Angel of the Abyss: an email to David Crepaz-Kaey at the Mental Health Foundation

I’d like to write to you about two issues but I’ll start with suicide because I saw you’re doing a project to create a suicide prevention pathway. The science isn’t good enough nor are the principles which are applied to psychiatric suicide practice.

I’ve written a document stating my position on the issue. It’s in two parts: the first talks about compassion and mercy especially in legalising assisted suicide and the other talks about the flaws and how suicide treatment could be improved.

I’ll sum up my thoughts here:
– if you want 100% of suicidal people to engage in the suicide system then there has to be legal assisted suicide available. Otherwise people who are certain they want to die will do so any way or attempt to without engaging with treatment. Assisted suicide is humane and incentivises suicidal people to engage who otherwise wouldn’t.
– people need the best scientific answer. The problem is there’s a lack of scientific suicide research. Psychiatric research is about syndromes so treatment effects are measured on multi-variable measures. Suicidal ideation is a common sub-measure in measures like the Beck Depression Inventory but significant effects on this one single symptom can be masked by effects on other symptoms. What’s needed is a retrospective meta-analysis looking solely at the effect of treatments on suicide both within syndrome research and across all syndromes to create suitable evidence based guidelines for suicide.
– there also needs to be scientific evidence and clinical guidelines for treatment resistant suicidal ideation. Basically this is necessary when the first attempt at suicide treatment fails. There’s nothing like this at the moment but it’s obviously necessary because standard treatments don’t work for everyone. Treatment resistant schizophrenia has guidance for treatment – alas it’s clozapine – so it’s logical that there should be something like this for suicidal ideation.
– I believe suicidal ideation is the worst state a conscious being can experience: when it wants to cease its life prematurely because it has become too awful to bear. Bearing this in mind any suicide treatments must be fast acting as well as effective. The aim should always be to minimise the duration of the personal torture of wanting to die. Psychiatric medication and psychological therapies take too long to work in my opinion. It is imperative that any suicide treatment is available quickly and works quickly.

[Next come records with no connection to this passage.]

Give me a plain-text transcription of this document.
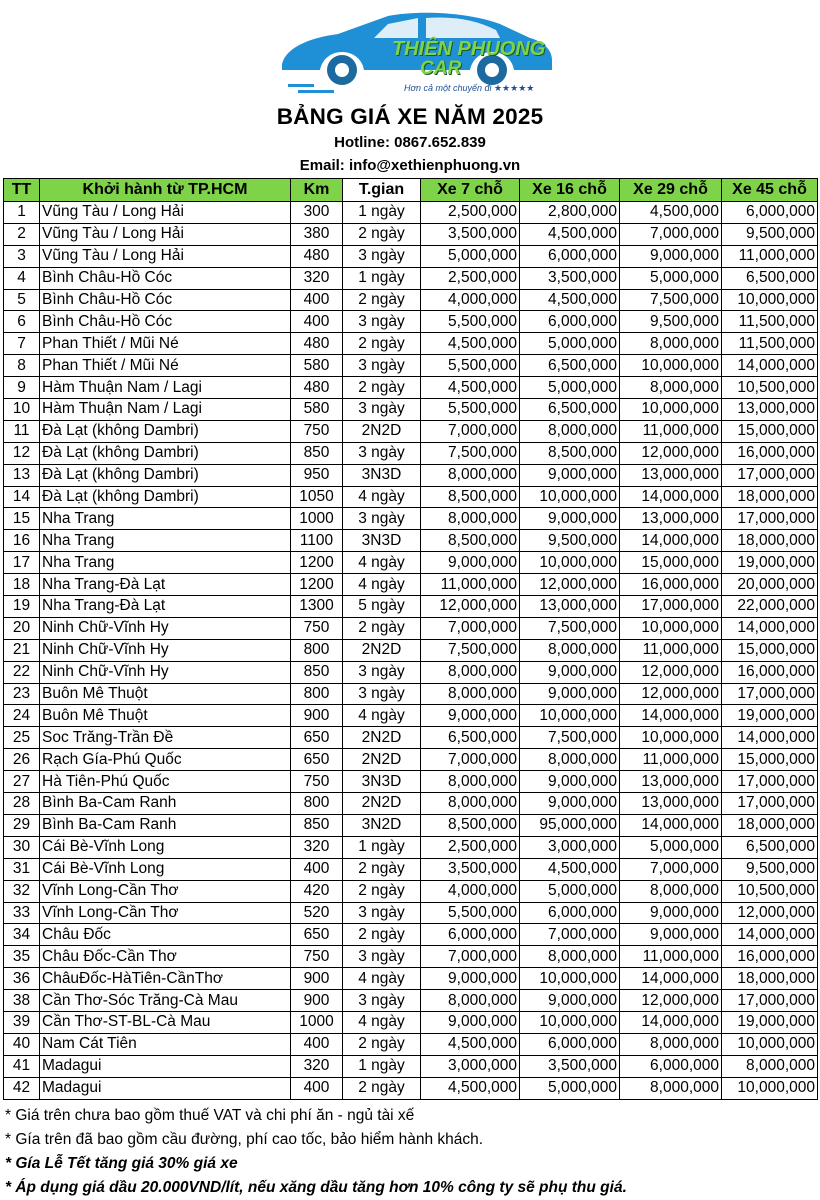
THIÊN PHUONG
CAR
Hơn cả một chuyến đi ★★★★★
BẢNG GIÁ XE NĂM 2025
Hotline: 0867.652.839
Email: info@xethienphuong.vn
TT	Khởi hành từ TP.HCM	Km	T.gian	Xe 7 chỗ	Xe 16 chỗ	Xe 29 chỗ	Xe 45 chỗ
1	Vũng Tàu / Long Hải	300	1 ngày	2,500,000	2,800,000	4,500,000	6,000,000
2	Vũng Tàu / Long Hải	380	2 ngày	3,500,000	4,500,000	7,000,000	9,500,000
3	Vũng Tàu / Long Hải	480	3 ngày	5,000,000	6,000,000	9,000,000	11,000,000
4	Bình Châu-Hồ Cóc	320	1 ngày	2,500,000	3,500,000	5,000,000	6,500,000
5	Bình Châu-Hồ Cóc	400	2 ngày	4,000,000	4,500,000	7,500,000	10,000,000
6	Bình Châu-Hồ Cóc	400	3 ngày	5,500,000	6,000,000	9,500,000	11,500,000
7	Phan Thiết / Mũi Né	480	2 ngày	4,500,000	5,000,000	8,000,000	11,500,000
8	Phan Thiết / Mũi Né	580	3 ngày	5,500,000	6,500,000	10,000,000	14,000,000
9	Hàm Thuận Nam / Lagi	480	2 ngày	4,500,000	5,000,000	8,000,000	10,500,000
10	Hàm Thuận Nam / Lagi	580	3 ngày	5,500,000	6,500,000	10,000,000	13,000,000
11	Đà Lạt (không Dambri)	750	2N2D	7,000,000	8,000,000	11,000,000	15,000,000
12	Đà Lạt (không Dambri)	850	3 ngày	7,500,000	8,500,000	12,000,000	16,000,000
13	Đà Lạt (không Dambri)	950	3N3D	8,000,000	9,000,000	13,000,000	17,000,000
14	Đà Lạt (không Dambri)	1050	4 ngày	8,500,000	10,000,000	14,000,000	18,000,000
15	Nha Trang	1000	3 ngày	8,000,000	9,000,000	13,000,000	17,000,000
16	Nha Trang	1100	3N3D	8,500,000	9,500,000	14,000,000	18,000,000
17	Nha Trang	1200	4 ngày	9,000,000	10,000,000	15,000,000	19,000,000
18	Nha Trang-Đà Lạt	1200	4 ngày	11,000,000	12,000,000	16,000,000	20,000,000
19	Nha Trang-Đà Lạt	1300	5 ngày	12,000,000	13,000,000	17,000,000	22,000,000
20	Ninh Chữ-Vĩnh Hy	750	2 ngày	7,000,000	7,500,000	10,000,000	14,000,000
21	Ninh Chữ-Vĩnh Hy	800	2N2D	7,500,000	8,000,000	11,000,000	15,000,000
22	Ninh Chữ-Vĩnh Hy	850	3 ngày	8,000,000	9,000,000	12,000,000	16,000,000
23	Buôn Mê Thuột	800	3 ngày	8,000,000	9,000,000	12,000,000	17,000,000
24	Buôn Mê Thuột	900	4 ngày	9,000,000	10,000,000	14,000,000	19,000,000
25	Soc Trăng-Trần Đề	650	2N2D	6,500,000	7,500,000	10,000,000	14,000,000
26	Rạch Gía-Phú Quốc	650	2N2D	7,000,000	8,000,000	11,000,000	15,000,000
27	Hà Tiên-Phú Quốc	750	3N3D	8,000,000	9,000,000	13,000,000	17,000,000
28	Bình Ba-Cam Ranh	800	2N2D	8,000,000	9,000,000	13,000,000	17,000,000
29	Bình Ba-Cam Ranh	850	3N2D	8,500,000	95,000,000	14,000,000	18,000,000
30	Cái Bè-Vĩnh Long	320	1 ngày	2,500,000	3,000,000	5,000,000	6,500,000
31	Cái Bè-Vĩnh Long	400	2 ngày	3,500,000	4,500,000	7,000,000	9,500,000
32	Vĩnh Long-Cần Thơ	420	2 ngày	4,000,000	5,000,000	8,000,000	10,500,000
33	Vĩnh Long-Cần Thơ	520	3 ngày	5,500,000	6,000,000	9,000,000	12,000,000
34	Châu Đốc	650	2 ngày	6,000,000	7,000,000	9,000,000	14,000,000
35	Châu Đốc-Cần Thơ	750	3 ngày	7,000,000	8,000,000	11,000,000	16,000,000
36	ChâuĐốc-HàTiên-CầnThơ	900	4 ngày	9,000,000	10,000,000	14,000,000	18,000,000
38	Cần Thơ-Sóc Trăng-Cà Mau	900	3 ngày	8,000,000	9,000,000	12,000,000	17,000,000
39	Cần Thơ-ST-BL-Cà Mau	1000	4 ngày	9,000,000	10,000,000	14,000,000	19,000,000
40	Nam Cát Tiên	400	2 ngày	4,500,000	6,000,000	8,000,000	10,000,000
41	Madagui	320	1 ngày	3,000,000	3,500,000	6,000,000	8,000,000
42	Madagui	400	2 ngày	4,500,000	5,000,000	8,000,000	10,000,000
* Giá trên chưa bao gồm thuế VAT và chi phí ăn - ngủ tài xế
* Gía trên đã bao gồm cầu đường, phí cao tốc, bảo hiểm hành khách.
* Gía Lễ Tết tăng giá 30% giá xe
* Áp dụng giá dầu 20.000VND/lít, nếu xăng dầu tăng hơn 10% công ty sẽ phụ thu giá.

These comments are drawn from substantial experience of unfulfilled, almost constant suicidal ideation over many years. The science is rubbish and the treatments aren’t good enough. Of all symptoms suicidal ideation is the most important but (as far as I am aware) there’s no suitable meta-analysis of old trial data. This is comparatively cheap and I’ve seen a review of 500 trials of job satisfaction on physical and mental health as well as a meta-analysis and funnel plot of publication bias using 1,000 trials so large reviews aren’t impossible. Psychiatric researchers have really failed in their remit to use the best science to tackle the suicidal ideation epidemic.